Improve engagement through better lead routing

Lead routing defines how, when, and to whom on the sales team marketing-qualified leads are sent. It’s crucial to account for buying groups in your lead routing, but many marketers don’t. Many lead routing processes — using marketing automation to send qualified leads to sales — fall victim to “second-lead syndrome.” According to Forrester, second-lead syndrome happens when a lead routing process only values the first new qualified lead from an account, disqualifying any subsequent leads as redundant.

So, how can you avoid this potential lead routing nightmare?

  • Create a buying group-friendly lead routing process: Every lead, not just the initial one, should be sent to that account’s sales rep once it reaches the appropriate score.
  • Clearly define service level agreements: We recommend that every marketing qualified lead (MQL) should be contacted within 24 hours, and that demo requests be replied to within 10 minutes.
  • Clearly define the rules of engagement: You don’t want multiple sales reps following up with the same buying group, and you do want to be strategic about priority accounts.

We recommend starting with basic rules of engagement:

  1. If an MQL comes in that is a VP level or higher from a strategic account, then the SDR should forward the MQL immediately to a sales rep.
  2. When an MQL comes in, an SDR should check to see if there is sales engagement within the account. If there is a sales rep involved already, the SDR should forward the MQL to that sales rep.
  3. If an MQL comes in with no active sales engagement on the account, and is not a strategic or enterprise account, and is below a VP level, the SDR should own follow-up.

Comprehensive measurement of follow-up

The real ROI of content syndication

One of the most important parts of a successful lead nurture program is measuring your efforts, without which you can’t accurately optimize and increase program effectiveness, not to mention prove its business value.

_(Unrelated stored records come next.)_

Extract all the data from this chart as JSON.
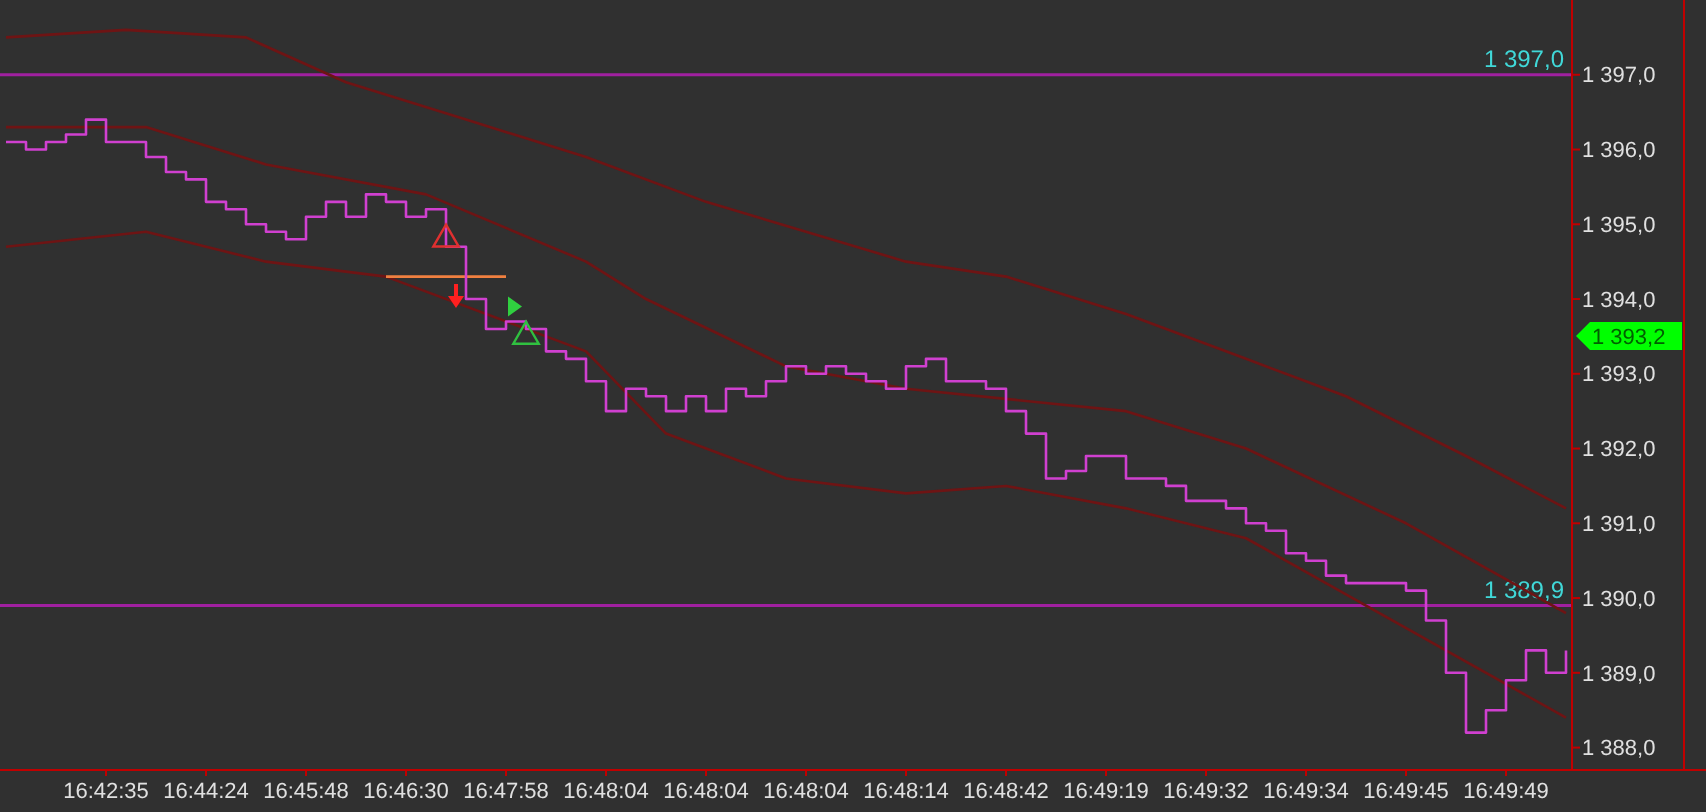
{
  "chart_data": {
    "type": "step",
    "ylim": [
      1387.7,
      1398.0
    ],
    "categories": [
      null,
      null,
      null,
      null,
      null,
      "16:42:35",
      null,
      null,
      null,
      null,
      "16:44:24",
      null,
      null,
      null,
      null,
      "16:45:48",
      null,
      null,
      null,
      null,
      "16:46:30",
      null,
      null,
      null,
      null,
      "16:47:58",
      null,
      null,
      null,
      null,
      "16:48:04",
      null,
      null,
      null,
      null,
      "16:48:04",
      null,
      null,
      null,
      null,
      "16:48:04",
      null,
      null,
      null,
      null,
      "16:48:14",
      null,
      null,
      null,
      null,
      "16:48:42",
      null,
      null,
      null,
      null,
      "16:49:19",
      null,
      null,
      null,
      null,
      "16:49:32",
      null,
      null,
      null,
      null,
      "16:49:34",
      null,
      null,
      null,
      null,
      "16:49:45",
      null,
      null,
      null,
      null,
      "16:49:49",
      null,
      null,
      null
    ],
    "yticks": [
      {
        "value": 1388,
        "label": "1 388,0"
      },
      {
        "value": 1389,
        "label": "1 389,0"
      },
      {
        "value": 1390,
        "label": "1 390,0"
      },
      {
        "value": 1391,
        "label": "1 391,0"
      },
      {
        "value": 1392,
        "label": "1 392,0"
      },
      {
        "value": 1393,
        "label": "1 393,0"
      },
      {
        "value": 1394,
        "label": "1 394,0"
      },
      {
        "value": 1395,
        "label": "1 395,0"
      },
      {
        "value": 1396,
        "label": "1 396,0"
      },
      {
        "value": 1397,
        "label": "1 397,0"
      }
    ],
    "grid": false,
    "series": [
      {
        "type": "line",
        "color": "#6e1414",
        "values": [
          1397.5,
          null,
          null,
          null,
          null,
          null,
          1397.6,
          null,
          null,
          null,
          null,
          null,
          1397.5,
          null,
          null,
          null,
          null,
          1396.9,
          null,
          null,
          null,
          null,
          null,
          1396.4,
          null,
          null,
          null,
          null,
          null,
          1395.9,
          null,
          null,
          null,
          null,
          null,
          1395.3,
          null,
          null,
          null,
          null,
          1394.9,
          null,
          null,
          null,
          null,
          1394.5,
          null,
          null,
          null,
          null,
          1394.3,
          null,
          null,
          null,
          null,
          null,
          1393.8,
          null,
          null,
          null,
          null,
          null,
          1393.2,
          null,
          null,
          null,
          null,
          1392.7,
          null,
          null,
          null,
          null,
          null,
          1391.9,
          null,
          null,
          null,
          null,
          1391.2
        ]
      },
      {
        "type": "line",
        "color": "#6e1414",
        "values": [
          1396.3,
          null,
          null,
          null,
          null,
          null,
          null,
          1396.3,
          null,
          null,
          null,
          null,
          null,
          1395.8,
          null,
          null,
          null,
          null,
          null,
          null,
          null,
          1395.4,
          null,
          null,
          null,
          null,
          null,
          null,
          null,
          1394.5,
          null,
          null,
          1394.0,
          null,
          null,
          null,
          null,
          null,
          null,
          1393.1,
          null,
          null,
          null,
          null,
          null,
          1392.8,
          null,
          null,
          null,
          null,
          null,
          null,
          null,
          null,
          null,
          null,
          1392.5,
          null,
          null,
          null,
          null,
          null,
          1392.0,
          null,
          null,
          null,
          null,
          null,
          null,
          null,
          1391.0,
          null,
          null,
          null,
          null,
          null,
          null,
          null,
          1389.8
        ]
      },
      {
        "type": "line",
        "color": "#6e1414",
        "values": [
          1394.7,
          null,
          null,
          null,
          null,
          null,
          null,
          1394.9,
          null,
          null,
          null,
          null,
          null,
          1394.5,
          null,
          null,
          null,
          null,
          null,
          1394.3,
          null,
          null,
          null,
          null,
          null,
          null,
          null,
          null,
          null,
          1393.3,
          null,
          null,
          null,
          1392.2,
          null,
          null,
          null,
          null,
          null,
          1391.6,
          null,
          null,
          null,
          null,
          null,
          1391.4,
          null,
          null,
          null,
          null,
          1391.5,
          null,
          null,
          null,
          null,
          null,
          1391.2,
          null,
          null,
          null,
          null,
          null,
          1390.8,
          null,
          null,
          null,
          null,
          null,
          1389.9,
          null,
          null,
          null,
          null,
          null,
          null,
          null,
          null,
          null,
          1388.4
        ]
      },
      {
        "type": "line",
        "color": "#f08040",
        "values": [
          null,
          null,
          null,
          null,
          null,
          null,
          null,
          null,
          null,
          null,
          null,
          null,
          null,
          null,
          null,
          null,
          null,
          null,
          null,
          1394.3,
          null,
          null,
          null,
          null,
          null,
          1394.3,
          null,
          null,
          null,
          null,
          null,
          null,
          null,
          null,
          null,
          null,
          null,
          null,
          null,
          null,
          null,
          null,
          null,
          null,
          null,
          null,
          null,
          null,
          null,
          null,
          null,
          null,
          null,
          null,
          null,
          null,
          null,
          null,
          null,
          null,
          null,
          null,
          null,
          null,
          null,
          null,
          null,
          null,
          null,
          null,
          null,
          null,
          null,
          null,
          null,
          null,
          null,
          null,
          null
        ]
      },
      {
        "color": "#d040d0",
        "values": [
          1396.1,
          1396.0,
          1396.1,
          1396.2,
          1396.4,
          1396.1,
          1396.1,
          1395.9,
          1395.7,
          1395.6,
          1395.3,
          1395.2,
          1395.0,
          1394.9,
          1394.8,
          1395.1,
          1395.3,
          1395.1,
          1395.4,
          1395.3,
          1395.1,
          1395.2,
          1394.7,
          1394.0,
          1393.6,
          1393.7,
          1393.6,
          1393.3,
          1393.2,
          1392.9,
          1392.5,
          1392.8,
          1392.7,
          1392.5,
          1392.7,
          1392.5,
          1392.8,
          1392.7,
          1392.9,
          1393.1,
          1393.0,
          1393.1,
          1393.0,
          1392.9,
          1392.8,
          1393.1,
          1393.2,
          1392.9,
          1392.9,
          1392.8,
          1392.5,
          1392.2,
          1391.6,
          1391.7,
          1391.9,
          1391.9,
          1391.6,
          1391.6,
          1391.5,
          1391.3,
          1391.3,
          1391.2,
          1391.0,
          1390.9,
          1390.6,
          1390.5,
          1390.3,
          1390.2,
          1390.2,
          1390.2,
          1390.1,
          1389.7,
          1389.0,
          1388.2,
          1388.5,
          1388.9,
          1389.3,
          1389.0,
          1389.3
        ]
      },
      {
        "type": "scatter",
        "color": "#e03030",
        "marker": "triangle",
        "values": [
          null,
          null,
          null,
          null,
          null,
          null,
          null,
          null,
          null,
          null,
          null,
          null,
          null,
          null,
          null,
          null,
          null,
          null,
          null,
          null,
          null,
          null,
          1394.8,
          null,
          null,
          null,
          null,
          null,
          null,
          null,
          null,
          null,
          null,
          null,
          null,
          null,
          null,
          null,
          null,
          null,
          null,
          null,
          null,
          null,
          null,
          null,
          null,
          null,
          null,
          null,
          null,
          null,
          null,
          null,
          null,
          null,
          null,
          null,
          null,
          null,
          null,
          null,
          null,
          null,
          null,
          null,
          null,
          null,
          null,
          null,
          null,
          null,
          null,
          null,
          null,
          null,
          null,
          null,
          null
        ]
      },
      {
        "type": "scatter",
        "color": "#30c040",
        "marker": "triangle",
        "values": [
          null,
          null,
          null,
          null,
          null,
          null,
          null,
          null,
          null,
          null,
          null,
          null,
          null,
          null,
          null,
          null,
          null,
          null,
          null,
          null,
          null,
          null,
          null,
          null,
          null,
          null,
          1393.5,
          null,
          null,
          null,
          null,
          null,
          null,
          null,
          null,
          null,
          null,
          null,
          null,
          null,
          null,
          null,
          null,
          null,
          null,
          null,
          null,
          null,
          null,
          null,
          null,
          null,
          null,
          null,
          null,
          null,
          null,
          null,
          null,
          null,
          null,
          null,
          null,
          null,
          null,
          null,
          null,
          null,
          null,
          null,
          null,
          null,
          null,
          null,
          null,
          null,
          null,
          null,
          null
        ]
      }
    ],
    "ref_lines": [
      {
        "axis": "y",
        "value": 1397.0,
        "label": "1 397,0",
        "color": "#a020a0"
      },
      {
        "axis": "y",
        "value": 1389.9,
        "label": "1 389,9",
        "color": "#a020a0"
      }
    ],
    "annotations": [
      "1 393,2"
    ]
  }
}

There are five areas to measure:

  1. Lead nurture velocity: How quickly are leads moving from nurture programs to becoming a qualified lead?
  2. Email nurture performance: Create benchmarks for every action, including opt-in, open rate, click rate, sequence completion, conversion rate, and lead score.
  3. Digital display ad performance: Measure impressions per account, clicks per account, number of accounts nurtured through all three steps of an ad flight, and directly attributable conversions.
  4. Indirect but attributable ad performance: If you’re using ad tech that employs reverse IP lookups, use visitor data to track the following on an account basis: total visits and visitors, pages per visit, and visits to high-value pages.
  5. Cross-channel influence: When visitors self-identify by filling out a form, you should track inbound leads from accounts that were engaged by ads and syndication. You should also track accounts engaged by display ads and content syndication.

To get an idea of the impact of your content syndication and follow-up program on the bottom line, use a total touch attribution model, which reflects today’s complex buying processes. It rests on the assumption that every touchpoint is valuable because it contributes to the completion of a buyer’s journey. Within this model, you should measure: Number of opportunities influenced; value of open opportunities influenced; close rate of opportunities influenced; and value of deals closed-won influenced.

  • As you can see, while content syndication on its own is an effective and costefficient way to reach early-stage buyers, like all marketing tactics, it requires thorough nurturing, lead follow-up and measurement to achieve its full value.